De janvier à mai 2014, la collecte est en repli de 2% par rapport à la même période l'année précédente. La collecte recule moins qu'en 2013, où elle avait été 10% inférieure à 2012, indiquait FranceAgriMer en juin. Dans le même temps, le prix moyen payé au producteur continue d'augmenter, de 6,7% sur les trois premiers mois de l'année pour atteindre 702 euros les milles litres, chiffre l'Institut de l'élevage. « Le prix du lait est élevé, mais les hausses des charges ne sont pas totalement compensées, il manque une trentaine d'euros les mille litres », tempère Jacky Salingardes, éleveur en Aveyron et président de la Fédération nationale des éleveurs de chèvres (Fnec). En effet, les coûts de production, calculés par l'Ipampa, « se maintiennent à un niveau élevé et progressent légèrement en 2014 », note FranceAgriMer.

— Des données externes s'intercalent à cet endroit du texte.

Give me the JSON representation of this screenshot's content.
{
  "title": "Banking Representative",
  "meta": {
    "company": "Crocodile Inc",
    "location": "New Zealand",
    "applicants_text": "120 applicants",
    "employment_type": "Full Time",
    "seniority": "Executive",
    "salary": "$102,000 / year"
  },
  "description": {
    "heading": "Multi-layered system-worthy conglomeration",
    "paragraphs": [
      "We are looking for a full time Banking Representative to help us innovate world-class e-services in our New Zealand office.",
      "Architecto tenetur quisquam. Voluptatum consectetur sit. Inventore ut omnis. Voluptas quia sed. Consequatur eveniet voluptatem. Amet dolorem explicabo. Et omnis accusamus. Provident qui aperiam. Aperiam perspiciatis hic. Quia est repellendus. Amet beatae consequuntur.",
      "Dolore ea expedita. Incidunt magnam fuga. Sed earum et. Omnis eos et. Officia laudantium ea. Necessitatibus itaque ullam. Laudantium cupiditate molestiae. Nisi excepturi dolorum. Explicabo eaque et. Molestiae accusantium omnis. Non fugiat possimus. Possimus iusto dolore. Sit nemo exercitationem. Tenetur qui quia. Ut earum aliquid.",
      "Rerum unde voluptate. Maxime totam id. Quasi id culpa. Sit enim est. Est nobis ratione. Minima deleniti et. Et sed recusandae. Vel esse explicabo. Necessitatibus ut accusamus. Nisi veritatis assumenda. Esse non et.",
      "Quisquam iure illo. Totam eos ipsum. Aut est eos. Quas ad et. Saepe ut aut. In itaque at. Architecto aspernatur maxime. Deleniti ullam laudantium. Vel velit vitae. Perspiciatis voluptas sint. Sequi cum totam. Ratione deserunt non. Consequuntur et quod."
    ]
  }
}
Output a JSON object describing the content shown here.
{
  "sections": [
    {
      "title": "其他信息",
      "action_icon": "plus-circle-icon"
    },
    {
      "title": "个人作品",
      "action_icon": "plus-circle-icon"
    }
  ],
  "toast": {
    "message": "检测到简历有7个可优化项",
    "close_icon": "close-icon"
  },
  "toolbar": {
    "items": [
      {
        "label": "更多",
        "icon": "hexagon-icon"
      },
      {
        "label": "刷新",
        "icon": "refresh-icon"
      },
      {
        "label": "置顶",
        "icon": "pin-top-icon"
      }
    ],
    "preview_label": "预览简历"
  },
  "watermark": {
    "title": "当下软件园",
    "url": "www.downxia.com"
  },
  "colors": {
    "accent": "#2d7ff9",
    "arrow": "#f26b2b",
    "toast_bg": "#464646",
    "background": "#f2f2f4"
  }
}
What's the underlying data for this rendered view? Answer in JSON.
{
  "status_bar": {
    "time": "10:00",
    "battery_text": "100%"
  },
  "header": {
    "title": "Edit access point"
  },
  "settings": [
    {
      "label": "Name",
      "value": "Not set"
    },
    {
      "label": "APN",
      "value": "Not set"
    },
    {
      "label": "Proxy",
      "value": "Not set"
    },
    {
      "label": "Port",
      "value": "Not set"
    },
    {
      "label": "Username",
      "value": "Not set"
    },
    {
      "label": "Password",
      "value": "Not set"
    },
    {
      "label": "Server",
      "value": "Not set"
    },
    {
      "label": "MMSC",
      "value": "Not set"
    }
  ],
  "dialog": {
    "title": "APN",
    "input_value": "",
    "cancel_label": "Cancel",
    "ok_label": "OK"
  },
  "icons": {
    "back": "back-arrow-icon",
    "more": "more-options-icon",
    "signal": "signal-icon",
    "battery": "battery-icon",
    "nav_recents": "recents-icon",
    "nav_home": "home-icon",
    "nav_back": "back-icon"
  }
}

Vers un retour de la production ?



FranceAgriMer pose la possibilité d'une recapitalisation du cheptel, encouragée par l'augmentation du prix du lait. Fin 2013, l'institut note une augmentation du nombre de chevrettes (+0,8%) et une baisse de l'abattage de caprins début 2014. Jacky Salingardes veut croire en cette tendance, « mais ce sera compliqué car les trésoreries des éleveurs sont très basses. Il n'y a quand même pas un engouement énorme, et ceux qui ont arrêté ne reviendront pas ». S'il espère une reprise de la production en 2015, il ne pense pas que la France atteigne une collecte correcte avant 2017. Dominique Verneau abonde : « Avec un revenu au plus bas chez les producteurs de lait, nous sommes en incapacité d'attirer les installations et d'entraîner une augmentation de la production ».


La grande distribution devra augmenter ses tarifs



Pour les deux professionnels, la solution passe par une hausse des prix payés par la grande distribution. « Il faudra avoir de nouvelles hausses, qui passent par des augmentations des prix de vente au consommateur », assène Dominique Verneau. « En mars, nous avions réussi à faire comprendre à la grande distribution que sa stratégie était dangereuse. Mais ils ont recommencé leur guerre des prix depuis mai, avec des prix de vente aux consommateurs qui ont baissé », témoigne-t-il.
« La perte de revenus touche les gros comme les petits élevages, les producteurs ne pourront pas trouver leur salut dans la hausse de la productivité », précise le président de l'Anicap.
« La grande distribution doit passer des hausses, la situation n'est pas tenable, ils n'ont pas le choix s'ils veulent des produits en rayons », renchérit Jacky Salingardes, qui calcule qu'« avec une hausse de 30/50 euros les 1.000 litres de lait, ça fait moins d'un euro par an par ménage ».
La production va chuter à partir d'octobre, et avec le tarissement des animaux en novembre. « Il y aura une nouvelle pénurie de fromage à la fin de l'année », anticipe t-il.